Nessa altura, o céu tinha a mesma cor aveludada do Livro de Leitura da 3ª. classe, mas em vez do casal de costas que o Estado Novo mandava de regresso a casa – o marido em mangas de camisa, com um chapéu e uma enxada ao ombro, a dar a mão aos filhos e a mulher na outra extremidade da corrente familiar, pobrezinha mas honrada –, entretinha-me a recortar as silhuetas dos cavalos que pastavam no prado, com um enorme cão da serra deitado ao lado, atento ao meu menor gesto e com ar de quem não percebia patavina porque raio é que eu estava ali de papo para o ar. (...)

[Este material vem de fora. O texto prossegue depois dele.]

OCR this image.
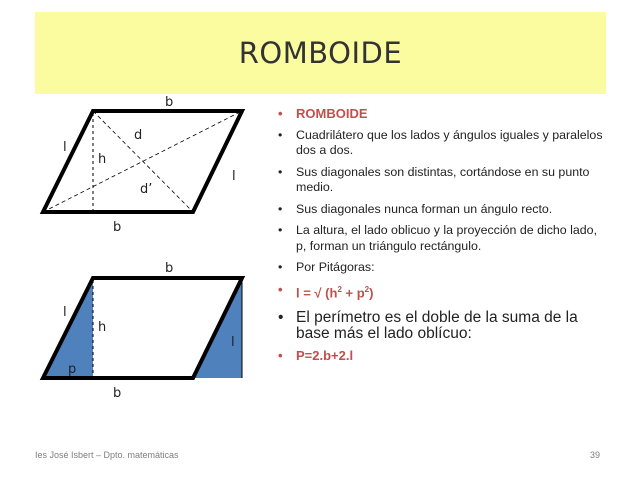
ROMBOIDE
b
b
l
l
h
d
d’
b
b
l
l
h
p
• ROMBOIDE
• Cuadrilátero que los lados y ángulos iguales y paralelos dos a dos.
• Sus diagonales son distintas, cortándose en su punto medio.
• Sus diagonales nunca forman un ángulo recto.
• La altura, el lado oblicuo y la proyección de dicho lado, p, forman un triángulo rectángulo.
• Por Pitágoras:
• l = √ $(h^2 + p^2)$
• El perímetro es el doble de la suma de la base más el lado oblícuo:
• P=2.b+2.l
Ies José Isbert – Dpto. matemáticas	39
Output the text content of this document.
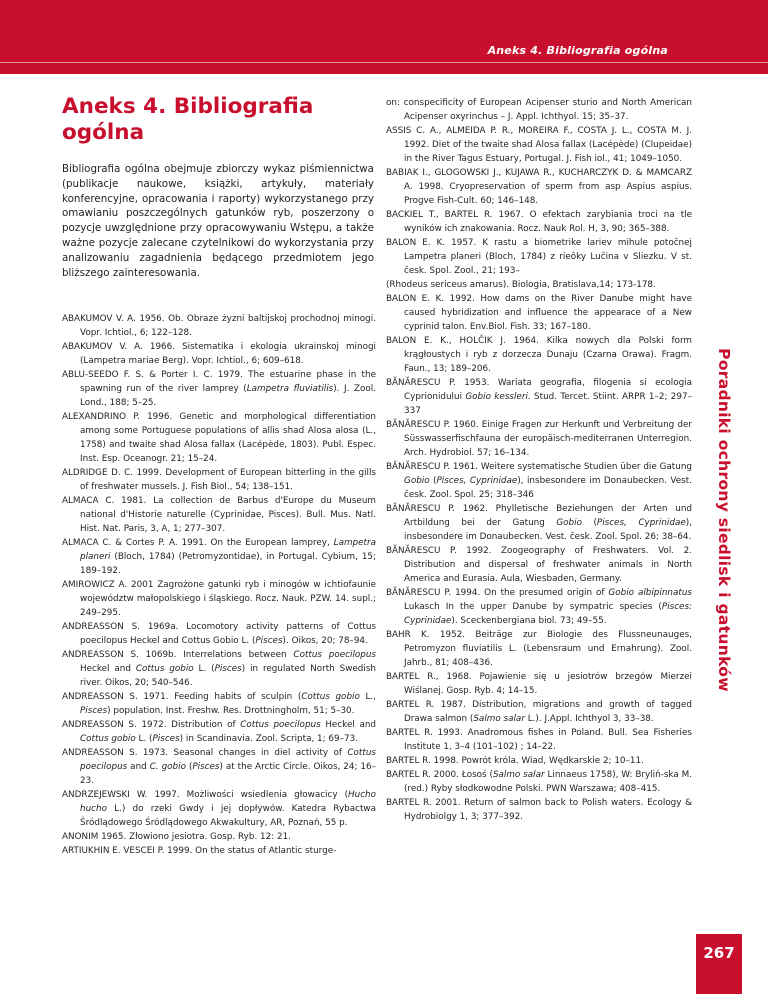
Aneks 4. Bibliografia ogólna
Aneks 4. Bibliografia ogólna

Bibliografia ogólna obejmuje zbiorczy wykaz piśmiennictwa (publikacje naukowe, książki, artykuły, materiały konferencyjne, opracowania i raporty) wykorzystanego przy omawianiu poszczególnych gatunków ryb, poszerzony o pozycje uwzględnione przy opracowywaniu Wstępu, a także ważne pozycje zalecane czytelnikowi do wykorzystania przy analizowaniu zagadnienia będącego przedmiotem jego bliższego zainteresowania.

ABAKUMOV V. A. 1956. Ob. Obraze żyzni baltijskoj prochodnoj minogi. Vopr. Ichtiol., 6; 122–128.

ABAKUMOV V. A. 1966. Sistematika i ekologia ukrainskoj minogi (Lampetra mariae Berg). Vopr. Ichtiol., 6; 609–618.

ABLU-SEEDO F. S. & Porter I. C. 1979. The estuarine phase in the spawning run of the river lamprey (Lampetra fluviatilis). J. Zool. Lond., 188; 5–25.

ALEXANDRINO P. 1996. Genetic and morphological differentiation among some Portuguese populations of allis shad Alosa alosa (L., 1758) and twaite shad Alosa fallax (Lacépède, 1803). Publ. Espec. Inst. Esp. Oceanogr. 21; 15–24.

ALDRIDGE D. C. 1999. Development of European bitterling in the gills of freshwater mussels. J. Fish Biol., 54; 138–151.

ALMACA C. 1981. La collection de Barbus d'Europe du Museum national d'Historie naturelle (Cyprinidae, Pisces). Bull. Mus. Natl. Hist. Nat. Paris, 3, A, 1; 277–307.

ALMACA C. & Cortes P. A. 1991. On the European lamprey, Lampetra planeri (Bloch, 1784) (Petromyzontidae), in Portugal. Cybium, 15; 189–192.

AMIROWICZ A. 2001 Zagrożone gatunki ryb i minogów w ichtiofaunie województw małopolskiego i śląskiego. Rocz. Nauk. PZW. 14. supl.; 249–295.

ANDREASSON S. 1969a. Locomotory activity patterns of Cottus poecilopus Heckel and Cottus Gobio L. (Pisces). Oikos, 20; 78–94.

ANDREASSON S. 1069b. Interrelations between Cottus poecilopus Heckel and Cottus gobio L. (Pisces) in regulated North Swedish river. Oikos, 20; 540–546.

ANDREASSON S. 1971. Feeding habits of sculpin (Cottus gobio L., Pisces) population. Inst. Freshw. Res. Drottningholm, 51; 5–30.

ANDREASSON S. 1972. Distribution of Cottus poecilopus Heckel and Cottus gobio L. (Pisces) in Scandinavia. Zool. Scripta, 1; 69–73.

ANDREASSON S. 1973. Seasonal changes in diel activity of Cottus poecilopus and C. gobio (Pisces) at the Arctic Circle. Oikos, 24; 16–23.

ANDRZEJEWSKI W. 1997. Możliwości wsiedlenia głowacicy (Hucho hucho L.) do rzeki Gwdy i jej dopływów. Katedra Rybactwa Śródlądowego Śródlądowego Akwakultury, AR, Poznań, 55 p.

ANONIM 1965. Złowiono jesiotra. Gosp. Ryb. 12: 21.

ARTIUKHIN E. VESCEI P. 1999. On the status of Atlantic sturge-

on: conspecificity of European Acipenser sturio and North American Acipenser oxyrinchus – J. Appl. Ichthyol. 15; 35–37.

ASSIS C. A., ALMEIDA P. R., MOREIRA F., COSTA J. L., COSTA M. J. 1992. Diet of the twaite shad Alosa fallax (Lacépède) (Clupeidae) in the River Tagus Estuary, Portugal. J. Fish iol., 41; 1049–1050.

BABIAK I., GLOGOWSKI J., KUJAWA R., KUCHARCZYK D. & MAMCARZ A. 1998. Cryopreservation of sperm from asp Aspius aspius. Progve Fish-Cult. 60; 146–148.

BACKIEL T., BARTEL R. 1967. O efektach zarybiania troci na tle wyników ich znakowania. Rocz. Nauk Rol. H, 3, 90; 365–388.

BALON E. K. 1957. K rastu a biometrike lariev mihule potočnej Lampetra planeri (Bloch, 1784) z rieôky Lučina v Sliezku. V st. česk. Spol. Zool., 21; 193–

(Rhodeus sericeus amarus). Biologia, Bratislava,14; 173-178.

BALON E. K. 1992. How dams on the River Danube might have caused hybridization and influence the appearace of a New cyprinid talon. Env.Biol. Fish. 33; 167–180.

BALON E. K., HOLČIK J. 1964. Kilka nowych dla Polski form krągłoustych i ryb z dorzecza Dunaju (Czarna Orawa). Fragm. Faun., 13; 189–206.

BĂNĂRESCU P. 1953. Wariata geografia, filogenia si ecologia Cyprionidului Gobio kessleri. Stud. Tercet. Stiint. ARPR 1–2; 297–337

BĂNĂRESCU P. 1960. Einige Fragen zur Herkunft und Verbreitung der Süsswasserfischfauna der europäisch-mediterranen Unterregion. Arch. Hydrobiol. 57; 16–134.

BĂNĂRESCU P. 1961. Weitere systematische Studien über die Gatung Gobio (Pisces, Cyprinidae), insbesondere im Donaubecken. Vest. česk. Zool. Spol. 25; 318–346

BĂNĂRESCU P. 1962. Phylletische Beziehungen der Arten und Artbildung bei der Gatung Gobio (Pisces, Cyprinidae), insbesondere im Donaubecken. Vest. česk. Zool. Spol. 26; 38–64.

BĂNĂRESCU P. 1992. Zoogeography of Freshwaters. Vol. 2. Distribution and dispersal of freshwater animals in North America and Eurasia. Aula, Wiesbaden, Germany.

BĂNĂRESCU P. 1994. On the presumed origin of Gobio albipinnatus Lukasch In the upper Danube by sympatric species (Pisces: Cyprinidae). Sceckenbergiana biol. 73; 49–55.

BAHR K. 1952. Beiträge zur Biologie des Flussneunauges, Petromyzon fluviatilis L. (Lebensraum und Ernahrung). Zool. Jahrb., 81; 408–436.

BARTEL R., 1968. Pojawienie się u jesiotrów brzegów Mierzei Wiślanej. Gosp. Ryb. 4; 14–15.

BARTEL R. 1987. Distribution, migrations and growth of tagged Drawa salmon (Salmo salar L.). J.Appl. Ichthyol 3, 33–38.

BARTEL R. 1993. Anadromous fishes in Poland. Bull. Sea Fisheries Institute 1, 3–4 (101–102) ; 14–22.

BARTEL R. 1998. Powrót króla. Wiad, Wędkarskie 2; 10–11.

BARTEL R. 2000. Łosoś (Salmo salar Linnaeus 1758), W: Bryliń-ska M. (red.) Ryby słodkowodne Polski. PWN Warszawa; 408–415.

BARTEL R. 2001. Return of salmon back to Polish waters. Ecology & Hydrobiolgy 1, 3; 377–392.

Poradniki ochrony siedlisk i gatunków
267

Publicado por: fallorca às agosto 16, 2007 08:55 AM

Viajante - Lol! Não, não era...

Coralina - Beijinho grato.

Fallorca - ora bem!, conheço isto mas os lerdos neurónios não jaudam nem um pouco. Quer ter a gentileza de me situar?

Publicado por: Teresa C. às agosto 17, 2007 04:27 PM

Quis apenas partilhar (publicamente) consigo, o prazer que me deu tentar localizá-la algures numa Beira, onde passava as férias na infância e adolescência. Não se trata de lerdice nenhuma, o texto ainda é inédito.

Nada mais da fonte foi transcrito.